Third-quarter GDP growth has been revised upward from 2.8% to 3.6% (quarter on quarter, annualized), and unemployment is down to 7.0%. “All in all, I think the conditions required for the Fed to start ‘tapering’ QE are falling into place,” writes Koo, adding that “it is important to understand that the tapering now being discussed is different in both name and nature from a standard tightening of monetary policy.”

Tapering will take at least nine months

Even while the Fed is tapering, it will still be buying assets and injecting liquidity into the system, so monetary policy will still be very accommodative. When it comes time to tighten policy, as early as the end of 2014 according to some estimates, the Fed will need to have already completed tapering and begun taking some slack out of the system, which Bernanke has previously said will take at least nine months.

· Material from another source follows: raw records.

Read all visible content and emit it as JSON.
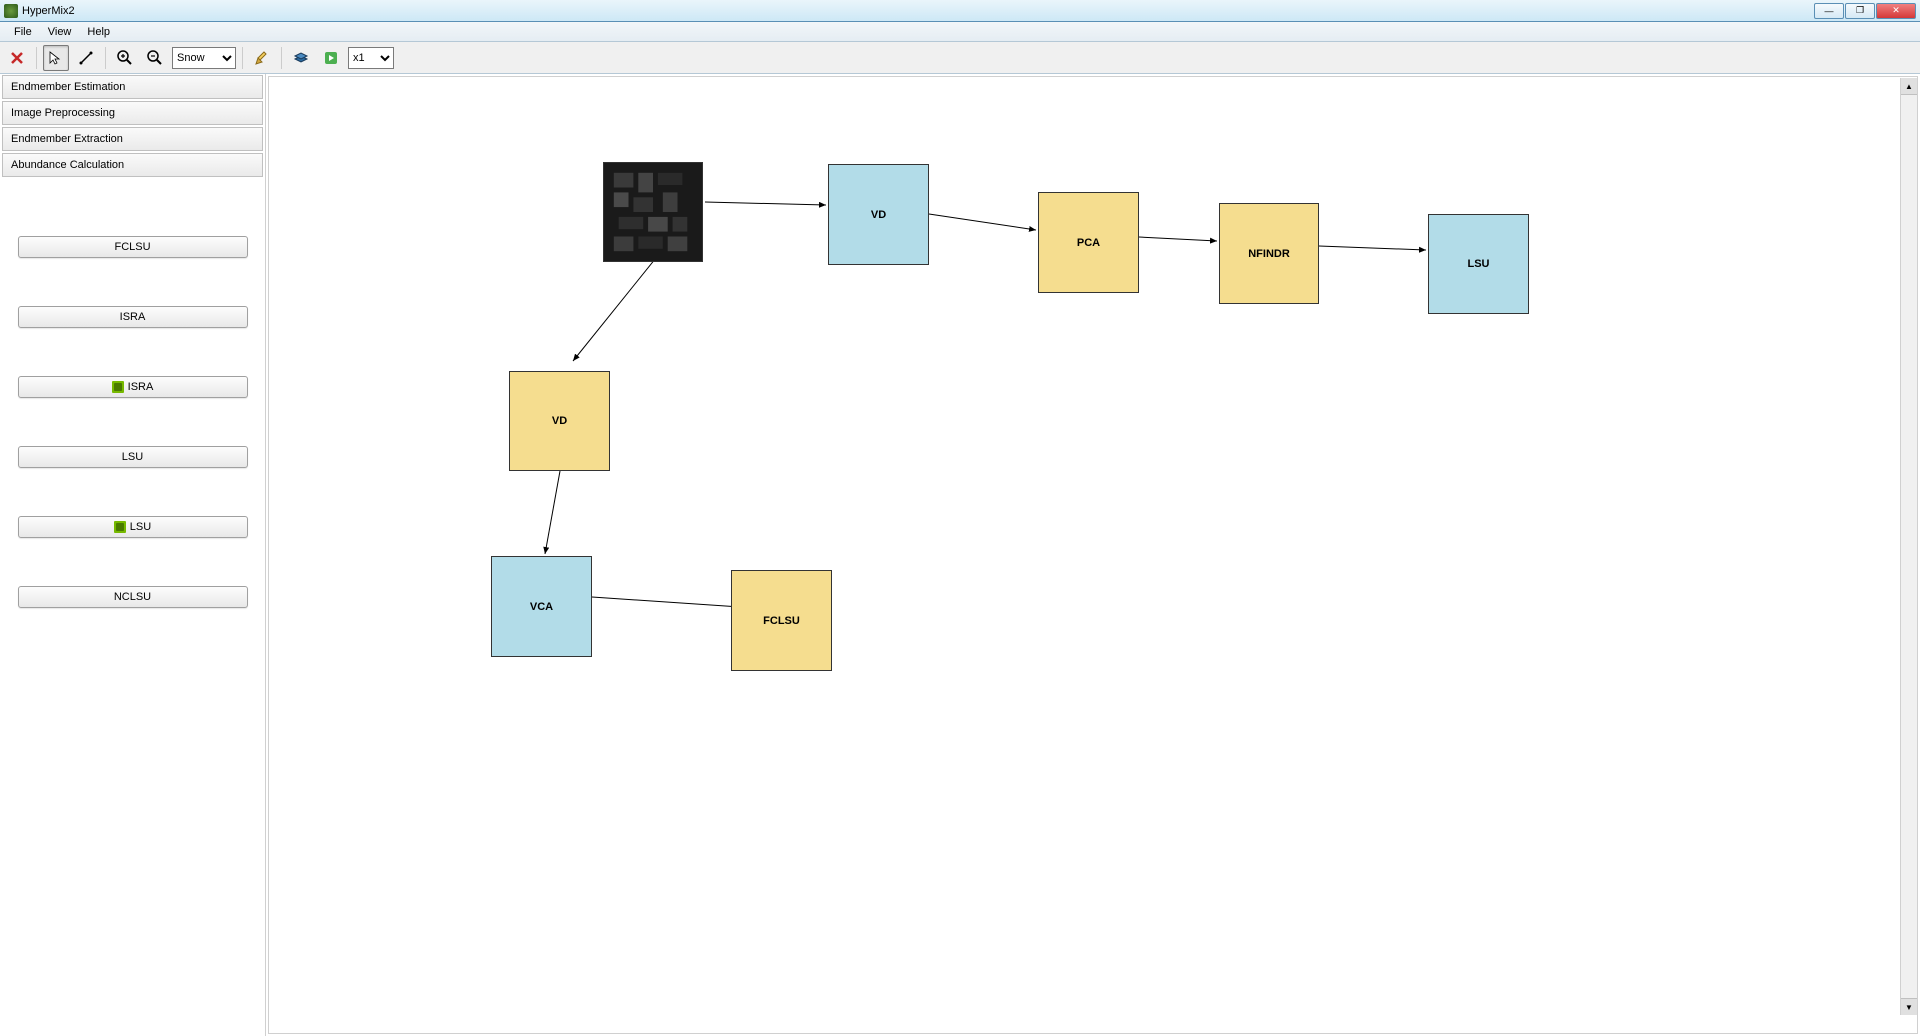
{
  "window": {
    "title": "HyperMix2"
  },
  "menubar": {
    "file": "File",
    "view": "View",
    "help": "Help"
  },
  "toolbar": {
    "theme_select": "Snow",
    "zoom_select": "x1"
  },
  "sidebar": {
    "headers": {
      "estimation": "Endmember Estimation",
      "preprocessing": "Image Preprocessing",
      "extraction": "Endmember Extraction",
      "abundance": "Abundance Calculation"
    },
    "buttons": {
      "fclsu": "FCLSU",
      "isra": "ISRA",
      "isra_gpu": "ISRA",
      "lsu": "LSU",
      "lsu_gpu": "LSU",
      "nclsu": "NCLSU"
    }
  },
  "nodes": {
    "vd1": "VD",
    "pca": "PCA",
    "nfindr": "NFINDR",
    "lsu": "LSU",
    "vd2": "VD",
    "vca": "VCA",
    "fclsu": "FCLSU"
  }
}
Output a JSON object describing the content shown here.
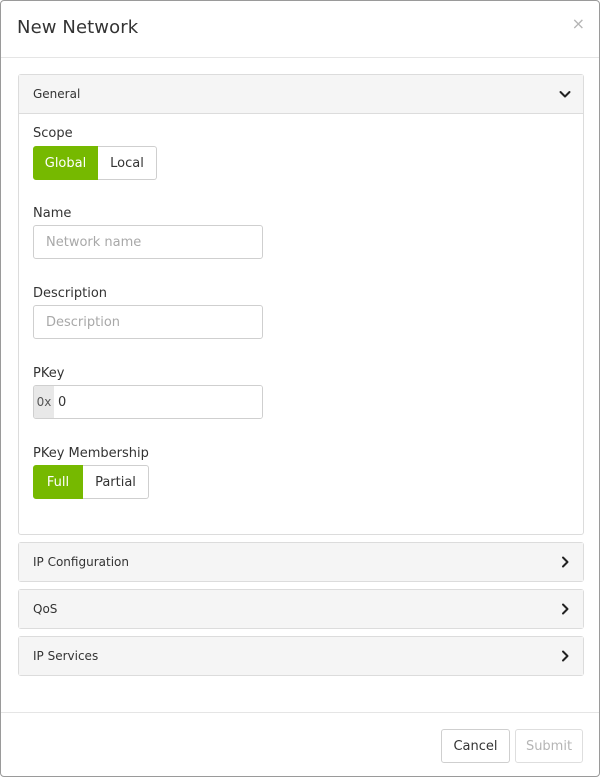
{
  "dialog": {
    "title": "New Network",
    "close_symbol": "×"
  },
  "general": {
    "title": "General",
    "expanded": true,
    "scope": {
      "label": "Scope",
      "options": [
        "Global",
        "Local"
      ],
      "selected": "Global"
    },
    "name": {
      "label": "Name",
      "value": "",
      "placeholder": "Network name"
    },
    "description": {
      "label": "Description",
      "value": "",
      "placeholder": "Description"
    },
    "pkey": {
      "label": "PKey",
      "prefix": "0x",
      "value": "0"
    },
    "pkey_membership": {
      "label": "PKey Membership",
      "options": [
        "Full",
        "Partial"
      ],
      "selected": "Full"
    }
  },
  "sections": [
    {
      "title": "IP Configuration",
      "expanded": false
    },
    {
      "title": "QoS",
      "expanded": false
    },
    {
      "title": "IP Services",
      "expanded": false
    }
  ],
  "footer": {
    "cancel_label": "Cancel",
    "submit_label": "Submit",
    "submit_disabled": true
  },
  "colors": {
    "accent": "#76b900",
    "panel_heading_bg": "#f5f5f5",
    "border": "#dcdcdc"
  },
  "icons": {
    "close": "close-icon",
    "expanded": "chevron-down-icon",
    "collapsed": "chevron-right-icon"
  }
}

“The fact that financial markets must be brought back to normal—i.e., that the stock of liquidity must be reduced—before any actual tightening can take place is complicating the Fed’s decision. Nor does the central bank have any historical precedent to guide it,” writes Koo.

Koo: Starting tapering now is better for both Bernanke and Yellen

Koo argues that this should give Fed chairman Ben Bernanke further incentive to get tapering started so that no one can criticize him for starting what amounts to a giant monetary experiment without even attempting to wind it down. “As the man responsible for launching quantitative easing, Mr. Bernanke would no doubt like to set a course for the normalization of monetary policy before his term expires,” he writes.

But there must be at least some temptation for Bernanke to leave things as they are and go out on top at the end of January. If he doesn’t, it could be difficult for Fed chair Janet Yellen to start tapering right out of the gate, postponing it until the spring and making it extremely difficult for the Fed to tighten policy by the end of the year. But if Bernanke is thinking about his own legacy first and foremost, that timeline might not even be a factor.